CHILD SEXUAL ABUSE
Non-contact Sexual Abuse can include:
- Obscene calls, texts, remarks, questions, signs or internet chat.
- Obscene or sexual conversations or chat in person.
- Indecent exposure – “flashing”.
- Voyeurism – “peeping tom”
- Exposure of the child to pornography
- Inappropriate photograph of child used as pornographic tool.
- The taking of an indecent photo of a child.
- Forced to self-masturbate or watch others masturbate.
So let’s look at some forms of non-contact sexual abuse that can be part of a grooming process or just take place in isolation.
Heading the list, of course, is the kind of behaviour that’s growing like an epidemic around the world – online or virtual sexual abuse. This can include obscene or suggestive sexual texts or online chat.
Other examples of non-contact sexual abuse include offenders exposing themselves to victims, or watching them secretly.
Remember that sexual abuse, whether contact or not, is all about the offender using their victim to get sexual gratification – whether the victim is physically involved or not.
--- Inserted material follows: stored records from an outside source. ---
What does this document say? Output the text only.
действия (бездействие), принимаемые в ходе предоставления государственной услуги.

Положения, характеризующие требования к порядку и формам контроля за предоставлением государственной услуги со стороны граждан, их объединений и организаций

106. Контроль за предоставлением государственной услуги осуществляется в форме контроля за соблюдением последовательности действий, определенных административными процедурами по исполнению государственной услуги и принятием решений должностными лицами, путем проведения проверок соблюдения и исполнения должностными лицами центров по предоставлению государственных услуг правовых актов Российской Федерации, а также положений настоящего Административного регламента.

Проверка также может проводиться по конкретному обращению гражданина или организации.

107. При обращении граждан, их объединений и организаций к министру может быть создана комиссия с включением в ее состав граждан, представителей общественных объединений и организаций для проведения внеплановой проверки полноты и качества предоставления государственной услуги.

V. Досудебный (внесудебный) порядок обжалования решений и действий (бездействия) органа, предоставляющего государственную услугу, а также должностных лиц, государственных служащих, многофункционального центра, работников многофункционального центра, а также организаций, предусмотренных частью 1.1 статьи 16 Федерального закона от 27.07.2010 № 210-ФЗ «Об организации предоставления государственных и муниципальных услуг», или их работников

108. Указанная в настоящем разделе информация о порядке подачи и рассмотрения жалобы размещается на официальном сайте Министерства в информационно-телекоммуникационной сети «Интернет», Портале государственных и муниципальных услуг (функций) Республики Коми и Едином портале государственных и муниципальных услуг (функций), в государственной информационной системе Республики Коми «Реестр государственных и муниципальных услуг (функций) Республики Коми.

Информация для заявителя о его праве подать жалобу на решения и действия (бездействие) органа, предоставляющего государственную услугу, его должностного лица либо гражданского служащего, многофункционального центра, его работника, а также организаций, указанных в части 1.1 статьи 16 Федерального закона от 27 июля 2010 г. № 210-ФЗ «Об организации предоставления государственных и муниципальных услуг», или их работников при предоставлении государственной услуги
Some offenders get sexual gratification out of just having a child present while they masturbate or watch pornography. Others want the child involved and they get them to masturbate while the offender watches.
They might take photographs of the children – sometimes in sexual poses or naked but sometimes fully clothed and in seemingly normal childlike poses, and then use these photographs as a pornographic tool for sexual gratification.
Sometimes this is the only sexual abuse behaviour that abusers do and they will play it down and argue that it doesn’t harm the victim. Unfortunately, statistics show that after a period of time this type of arousal no longer works and they move towards getting their sexual gratification from direct contact with children.